I'm sorry to hear that you're struggling with velocity vs time graphs. They can be tricky to interpret at first, but with some practice, you'll get the hang of it.

To determine the average acceleration, you need to look at the slope of the line on the velocity vs time graph. The slope of a line is equal to the change in y (velocity) over the change in x (time). In this case, the change in velocity is 10 m/s (from 0 m/s to 10 m/s) and the change in time is 4 seconds. So, the average acceleration would be 10 m/s divided by 4 seconds, which equals 2.5 m/s^2.

To find the displacement during the first 4 seconds, you can use the formula d = vt, where d is displacement, v is velocity, and t is time. In this case, the displacement would be 0 m/s (since the object starts at rest) multiplied by 4 seconds, which equals 0 meters. So, the displacement during the first 4 seconds is 0 meters.
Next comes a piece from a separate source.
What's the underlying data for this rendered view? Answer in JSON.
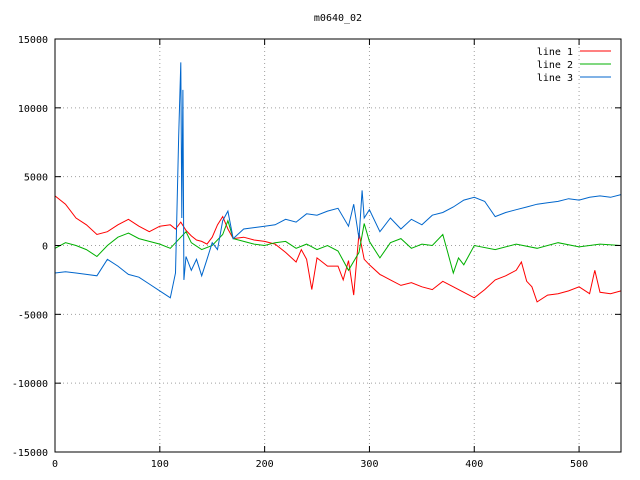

To find the displacement from 4 seconds to 7 seconds, you need to find the area under the curve on the velocity vs time graph. This is because the area under the curve represents the distance traveled. You can divide the area into two triangles and a rectangle, and then calculate the area of each shape using the formula A = 1/2bh for a triangle and A = lw for a rectangle. Once you have the areas, you can add them together to find the total area, which represents the displacement. In this case, the displacement would be 10 m + (3 s)(10 m/s)/2 + (3 s)(10 m/s) = 35 meters.

To determine whether the object will arrive at its starting position, you need to look at the displacement from 4 seconds to 7 seconds. If the displacement is 0 meters, then the object will arrive at its starting position. If the displacement is not 0 meters, then the object will not arrive at its starting position.

I hope this helps! Remember to always pay attention to the units and use the correct formulas. Good luck on your midterm tomorrow!